Planning to Live
Last evening I received an out-of-the-blue phone call from a dear woman whom we met many years ago through a Christian seniors' bed-and-breakfast network. We'd lost track of her and her husband when they changed their email address. She's a person who walks in tune with God, and she followed his nudge to call me. You know that my general outlook during this journey with cancer has been "planning to live, prepared to die." Well, as I was bringing her up-to-date (she hadn't heaard of the cancer), I think she discerned that I've unwittingly switched the order of those two options. (Maybe I'm tired of all the chemo, the pills, the uncertainty.) But she was having none of it. "Carol," she said, "I don't think I can accept your saying that you might die." She was gracious, and our conversation moved on, but I've thought more about it, and she's right. I'm straightening my head around and both planning and preparing to live. I need a dream for ten years from now. (Of course, I am still committed to Fully Relying On God, and whatever he chooses is right and good--whenever.)

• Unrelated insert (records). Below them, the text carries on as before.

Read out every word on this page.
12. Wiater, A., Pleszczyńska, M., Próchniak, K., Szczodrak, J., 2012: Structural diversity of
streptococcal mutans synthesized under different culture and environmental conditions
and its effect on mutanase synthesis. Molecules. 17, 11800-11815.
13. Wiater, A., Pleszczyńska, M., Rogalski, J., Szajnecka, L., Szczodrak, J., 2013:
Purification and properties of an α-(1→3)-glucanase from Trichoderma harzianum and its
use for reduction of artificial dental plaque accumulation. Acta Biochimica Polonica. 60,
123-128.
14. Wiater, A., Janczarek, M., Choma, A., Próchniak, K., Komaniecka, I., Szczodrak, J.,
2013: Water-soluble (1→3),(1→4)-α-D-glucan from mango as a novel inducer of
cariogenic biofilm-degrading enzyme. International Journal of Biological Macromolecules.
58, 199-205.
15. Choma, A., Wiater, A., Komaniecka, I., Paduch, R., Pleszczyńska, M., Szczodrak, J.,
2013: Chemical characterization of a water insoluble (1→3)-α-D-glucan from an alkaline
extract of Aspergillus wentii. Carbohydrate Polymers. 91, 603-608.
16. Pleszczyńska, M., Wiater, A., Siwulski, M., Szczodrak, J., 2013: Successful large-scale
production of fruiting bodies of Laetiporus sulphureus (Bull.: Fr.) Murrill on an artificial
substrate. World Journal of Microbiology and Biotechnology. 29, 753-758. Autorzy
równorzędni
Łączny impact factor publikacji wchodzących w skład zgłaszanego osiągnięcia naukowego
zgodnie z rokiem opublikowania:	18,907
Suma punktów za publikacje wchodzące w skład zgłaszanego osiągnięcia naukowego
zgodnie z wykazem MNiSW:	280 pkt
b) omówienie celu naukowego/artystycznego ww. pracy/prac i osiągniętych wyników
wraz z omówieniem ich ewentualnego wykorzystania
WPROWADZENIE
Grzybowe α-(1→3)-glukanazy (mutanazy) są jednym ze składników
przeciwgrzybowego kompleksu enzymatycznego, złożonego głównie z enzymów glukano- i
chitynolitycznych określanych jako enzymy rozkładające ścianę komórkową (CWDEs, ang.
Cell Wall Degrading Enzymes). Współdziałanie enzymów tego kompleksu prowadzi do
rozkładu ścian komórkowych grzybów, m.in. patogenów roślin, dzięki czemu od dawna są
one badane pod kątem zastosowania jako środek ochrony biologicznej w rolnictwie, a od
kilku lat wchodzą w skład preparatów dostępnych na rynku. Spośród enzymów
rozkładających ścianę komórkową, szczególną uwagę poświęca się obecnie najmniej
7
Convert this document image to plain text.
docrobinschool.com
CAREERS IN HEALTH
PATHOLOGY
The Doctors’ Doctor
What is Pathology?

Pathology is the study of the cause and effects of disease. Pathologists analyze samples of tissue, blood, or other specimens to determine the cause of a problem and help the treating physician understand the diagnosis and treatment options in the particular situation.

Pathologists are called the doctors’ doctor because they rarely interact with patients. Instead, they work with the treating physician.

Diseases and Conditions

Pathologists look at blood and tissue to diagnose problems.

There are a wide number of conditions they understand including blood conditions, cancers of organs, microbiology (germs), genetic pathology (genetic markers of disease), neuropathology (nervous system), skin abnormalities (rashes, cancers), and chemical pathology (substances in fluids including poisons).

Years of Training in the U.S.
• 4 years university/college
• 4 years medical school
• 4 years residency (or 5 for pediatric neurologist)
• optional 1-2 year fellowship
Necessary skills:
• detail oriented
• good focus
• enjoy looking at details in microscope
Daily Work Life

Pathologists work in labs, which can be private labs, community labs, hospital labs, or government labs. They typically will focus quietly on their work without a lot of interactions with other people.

On Tuesday when the nurse found out that I was still struggling with nausea, she injected a liquid directly into my I-V, and I think I fell asleep before she walked away. Apparently, after the infusion was finished, I “woke up” and she gave instructions about which drugs I should take the next day, yesterday, to prevent a recurrence. I went home and directly to bed, where I stayed until time to return for more chemo at 9:30. Thanks to the Atavan injection, my short-term memory failed me, and I didn’t take anything yesterday morning. I wasn’t nearly as sick as the day before, but the yucky feeling returned. Now I have the instructions written in ink on paper, and I think anyway I’ll remember to do the right thing. I suppose everyone in long-term chemo-therapy reaches this point where there are entirely too many strange drug names to keep track of, and I have to humble myself to the point of admitting to the nurse that I’ve forgotten what she said, and will she please say it again? Those nurses are incredibly affirming and wonderful—never make me feel stupid.
That reminds me of the first “blessed” in Jesus’ sermon on the hillside: “Blessed are the poor in spirit.” Poor in spirit is usually defined, colloquially, as knowing you can’t cut it by yourself. So a stubborn person like me spends most of a lifetime proving—impossibly—that I can do it. Failure, cancer, and aging turn out to be a threefold grace if they bring me/us to the point of being poor in spirit. Blessed!
I heard yesterday that the temperature in Iraq is reaching 120 F. I know how my mood turns when I'm that miserable. Let's pray for our military friends over there. They can't afford bad moods! May God give them grace.
FROG-ing,
Carol
1 Comments:
Carol, I like your new *plan*. Continuing to pray for you.
Thank you for reminding me of the heat in Iraq. Here I was not five minutes ago complaining about the heat here as I sit in the comfort of AC and light clothing. What was I thinking? My heart gets full when I remember our soldiers.